The Mid-Ohio Valley Health Department took that approach in Calhoun, Pleasants, Ritchie, Roane, Wirt and Wood counties with the Change the Future WV project, funded by a $4.5 million CDC grant.
That project, now ending, will be expanded by the state Bureau of Public Health into a statewide five-year project, funded by a $9.8 million CDC Community Transformation Grant.
The CDC expects West Virginia to reduce its collective BMI by 5 percent by the end of that project, CDC project officer Wendy Heirendt said Monday.
If that happens, according to the "F as in Fat" report, tens of thousands of West Virginians would be spared obesity-related diseases.
The researchers estimated that 60,000 West Virginians would not develop type-2 diabetes who otherwise would have. About 54,000 West Virginians would be spared heart disease or stroke. To get those estimates, they looked at the statistical frequency with which people develop those illnesses at different weights.
They also looked at income and education data. Nationally, one-third of adults who earn less than $15,000 per year are obese, compared to one-quarter of those who earned $50,000 or more per year, in part because their neighborhoods offer fewer affordable healthy choices, researchers say.
The state's four largest health departments will oversee the new five-year community fitness program in all 55 counties. Dick Wittberg, director of the Mid-Ohio Valley Health Department, said he plans to concentrate heavily on preventing and reducing diabetes. Rahul Gupta, executive director of the Kanawha-Charleston Health Department, said he plans to work extensively with children and public-awareness media in Southern West Virginia.

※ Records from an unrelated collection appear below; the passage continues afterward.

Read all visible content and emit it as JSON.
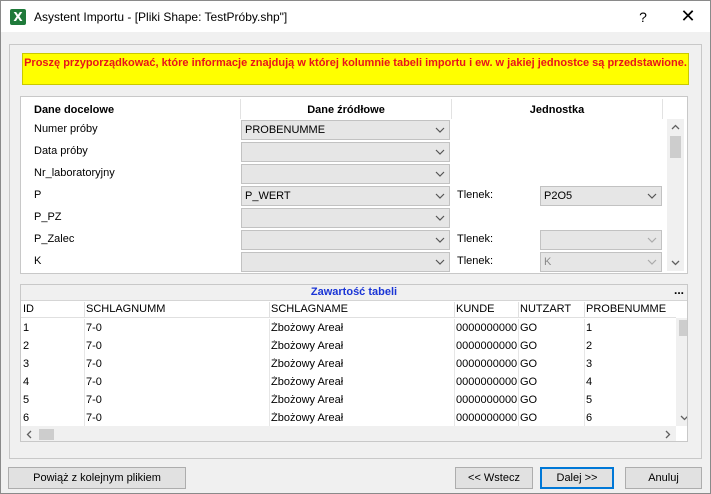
{
  "window": {
    "title": "Asystent Importu - [Pliki Shape: TestPróby.shp\"]",
    "help_glyph": "?",
    "close_glyph": "✕",
    "app_icon": "X"
  },
  "instruction": "Proszę przyporządkować, które informacje znajdują w której kolumnie tabeli importu i ew. w jakiej jednostce są przedstawione.",
  "mapping": {
    "headers": {
      "target": "Dane docelowe",
      "source": "Dane źródłowe",
      "unit": "Jednostka"
    },
    "rows": [
      {
        "label": "Numer próby",
        "source": "PROBENUMME",
        "unit_label": "",
        "unit_value": "",
        "unit_enabled": false
      },
      {
        "label": "Data próby",
        "source": "",
        "unit_label": "",
        "unit_value": "",
        "unit_enabled": false
      },
      {
        "label": "Nr_laboratoryjny",
        "source": "",
        "unit_label": "",
        "unit_value": "",
        "unit_enabled": false
      },
      {
        "label": "P",
        "source": "P_WERT",
        "unit_label": "Tlenek:",
        "unit_value": "P2O5",
        "unit_enabled": true
      },
      {
        "label": "P_PZ",
        "source": "",
        "unit_label": "",
        "unit_value": "",
        "unit_enabled": false
      },
      {
        "label": "P_Zalec",
        "source": "",
        "unit_label": "Tlenek:",
        "unit_value": "",
        "unit_enabled": false
      },
      {
        "label": "K",
        "source": "",
        "unit_label": "Tlenek:",
        "unit_value": "K",
        "unit_enabled": false
      }
    ]
  },
  "table": {
    "title": "Zawartość tabeli",
    "more_glyph": "...",
    "columns": [
      "ID",
      "SCHLAGNUMM",
      "SCHLAGNAME",
      "KUNDE",
      "NUTZART",
      "PROBENUMME"
    ],
    "rows": [
      [
        "1",
        "7-0",
        "Żbożowy Areał",
        "0000000000",
        "GO",
        "1"
      ],
      [
        "2",
        "7-0",
        "Żbożowy Areał",
        "0000000000",
        "GO",
        "2"
      ],
      [
        "3",
        "7-0",
        "Żbożowy Areał",
        "0000000000",
        "GO",
        "3"
      ],
      [
        "4",
        "7-0",
        "Żbożowy Areał",
        "0000000000",
        "GO",
        "4"
      ],
      [
        "5",
        "7-0",
        "Żbożowy Areał",
        "0000000000",
        "GO",
        "5"
      ],
      [
        "6",
        "7-0",
        "Żbożowy Areał",
        "0000000000",
        "GO",
        "6"
      ]
    ]
  },
  "buttons": {
    "link_next": "Powiąż z kolejnym plikiem",
    "back": "<< Wstecz",
    "next": "Dalej >>",
    "cancel": "Anuluj"
  },
  "colors": {
    "instruction_bg": "#ffff00",
    "instruction_text": "#e8141c",
    "table_title": "#1a35d6",
    "accent_border": "#0078d7"
  }
}
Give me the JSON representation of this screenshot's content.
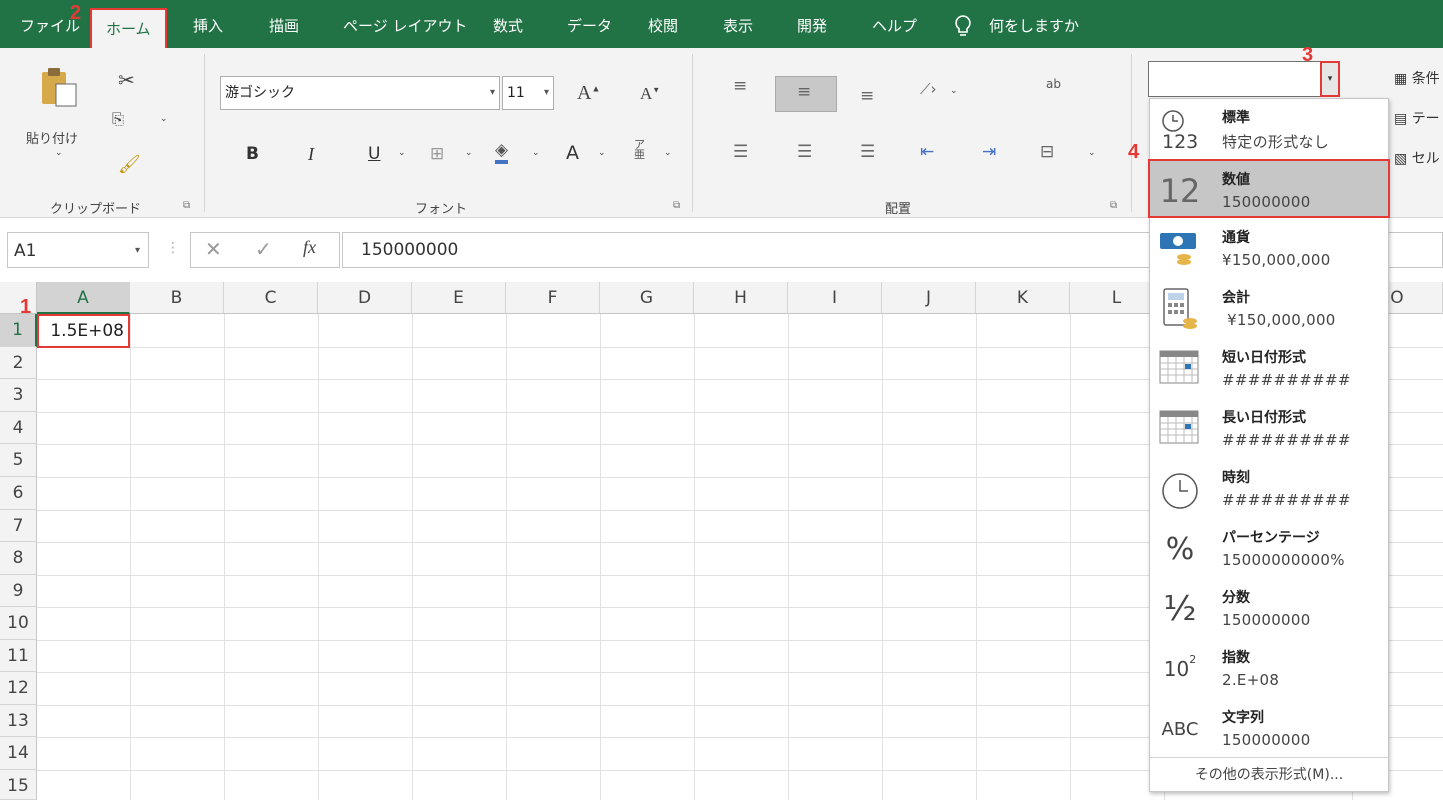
{
  "tabs": {
    "file": "ファイル",
    "home": "ホーム",
    "insert": "挿入",
    "draw": "描画",
    "page_layout": "ページ レイアウト",
    "formulas": "数式",
    "data": "データ",
    "review": "校閲",
    "view": "表示",
    "developer": "開発",
    "help": "ヘルプ",
    "tell_me": "何をしますか"
  },
  "ribbon": {
    "paste_label": "貼り付け",
    "clipboard_group": "クリップボード",
    "font_name": "游ゴシック",
    "font_size": "11",
    "font_group": "フォント",
    "bold": "B",
    "italic": "I",
    "underline": "U",
    "font_color_letter": "A",
    "align_group": "配置",
    "wrap_text_glyph": "ab",
    "right_partial_1": "条件",
    "right_partial_2": "テー",
    "right_partial_3": "セル"
  },
  "formula_bar": {
    "name_box": "A1",
    "formula_value": "150000000"
  },
  "grid": {
    "columns": [
      "A",
      "B",
      "C",
      "D",
      "E",
      "F",
      "G",
      "H",
      "I",
      "J",
      "K",
      "L",
      "O"
    ],
    "rows": [
      "1",
      "2",
      "3",
      "4",
      "5",
      "6",
      "7",
      "8",
      "9",
      "10",
      "11",
      "12",
      "13",
      "14",
      "15"
    ],
    "cell_a1": "1.5E+08"
  },
  "callouts": {
    "c1": "1",
    "c2": "2",
    "c3": "3",
    "c4": "4"
  },
  "number_format_menu": {
    "items": [
      {
        "name": "標準",
        "value": "特定の形式なし",
        "icon": "clock-123-icon"
      },
      {
        "name": "数値",
        "value": "150000000",
        "icon": "number-12-icon"
      },
      {
        "name": "通貨",
        "value": "¥150,000,000",
        "icon": "currency-icon"
      },
      {
        "name": "会計",
        "value": " ¥150,000,000",
        "icon": "accounting-icon"
      },
      {
        "name": "短い日付形式",
        "value": "##########",
        "icon": "calendar-short-icon"
      },
      {
        "name": "長い日付形式",
        "value": "##########",
        "icon": "calendar-long-icon"
      },
      {
        "name": "時刻",
        "value": "##########",
        "icon": "clock-icon"
      },
      {
        "name": "パーセンテージ",
        "value": "15000000000%",
        "icon": "percent-icon"
      },
      {
        "name": "分数",
        "value": "150000000",
        "icon": "fraction-icon"
      },
      {
        "name": "指数",
        "value": "2.E+08",
        "icon": "scientific-icon"
      },
      {
        "name": "文字列",
        "value": "150000000",
        "icon": "text-abc-icon"
      }
    ],
    "icon_text": {
      "standard": "123",
      "number": "12",
      "percent": "%",
      "fraction": "½",
      "scientific_base": "10",
      "scientific_exp": "2",
      "text": "ABC"
    },
    "more_formats": "その他の表示形式(M)..."
  },
  "colors": {
    "excel_green": "#217346",
    "highlight_red": "#e53935"
  }
}
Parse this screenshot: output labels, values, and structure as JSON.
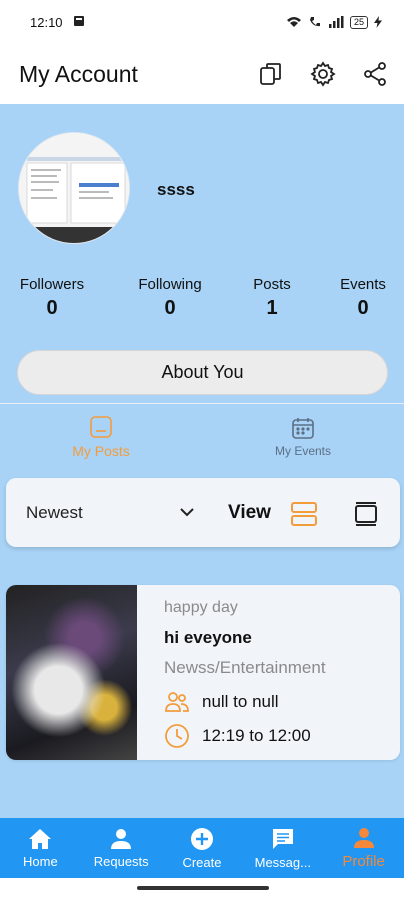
{
  "status_bar": {
    "time": "12:10",
    "battery": "25"
  },
  "app_bar": {
    "title": "My Account",
    "icons": [
      "copy-icon",
      "gear-icon",
      "share-icon"
    ]
  },
  "profile": {
    "username": "ssss",
    "stats": [
      {
        "label": "Followers",
        "value": "0"
      },
      {
        "label": "Following",
        "value": "0"
      },
      {
        "label": "Posts",
        "value": "1"
      },
      {
        "label": "Events",
        "value": "0"
      }
    ],
    "about_label": "About You"
  },
  "tabs": [
    {
      "label": "My Posts",
      "active": true
    },
    {
      "label": "My Events",
      "active": false
    }
  ],
  "filter": {
    "sort_value": "Newest",
    "view_label": "View"
  },
  "post": {
    "subtitle": "happy day",
    "title": "hi eveyone",
    "category": "Newss/Entertainment",
    "participants": "null to null",
    "time_range": "12:19 to 12:00"
  },
  "bottom_nav": [
    {
      "label": "Home",
      "icon": "home-icon"
    },
    {
      "label": "Requests",
      "icon": "person-icon"
    },
    {
      "label": "Create",
      "icon": "add-circle-icon"
    },
    {
      "label": "Messag...",
      "icon": "message-icon"
    },
    {
      "label": "Profile",
      "icon": "profile-icon",
      "active": true
    }
  ],
  "colors": {
    "accent": "#f39c3c",
    "background": "#a8d3f6",
    "nav": "#2196f3",
    "card": "#f1f5fa"
  }
}
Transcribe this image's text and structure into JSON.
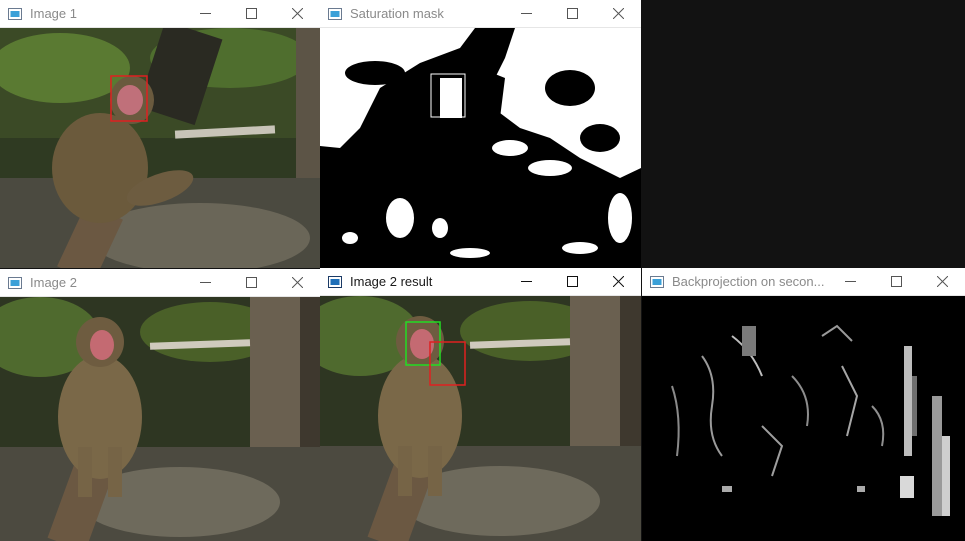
{
  "windows": {
    "image1": {
      "title": "Image 1",
      "active": false
    },
    "saturation_mask": {
      "title": "Saturation mask",
      "active": false
    },
    "image2": {
      "title": "Image 2",
      "active": false
    },
    "image2_result": {
      "title": "Image 2 result",
      "active": true
    },
    "backprojection": {
      "title": "Backprojection on secon...",
      "active": false
    }
  },
  "colors": {
    "face_box": "#e02020",
    "result_box_green": "#22dd22",
    "result_box_red": "#e02020",
    "mask_box": "#ffffff",
    "desktop": "#121212"
  },
  "icons": {
    "app": "opencv-window-icon",
    "minimize": "minimize-icon",
    "maximize": "maximize-icon",
    "close": "close-icon"
  }
}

But the statewide program is not well-funded. "It's going to take more than a $1.8 million-a-year grant to reduce an epidemic," Bryant said. "Other pieces have to fall in place for change to happen."
In 2014, the Affordable Care Act health insurance reform will provide health insurance for the state's quarter-million uninsured people. "When that happens, a lot of people will get preventative care," Bryant said.
If Gov. Earl Ray Tomblin does not expand the Medicaid coverage, as health-care reform allows, "a lot of working poor people will still not have health-care coverage."
"But if people can get preventative care at the same time as their communities expand healthy choices, that will be a winning combination," he said. "We'd have a real chance to make a desperately needed difference."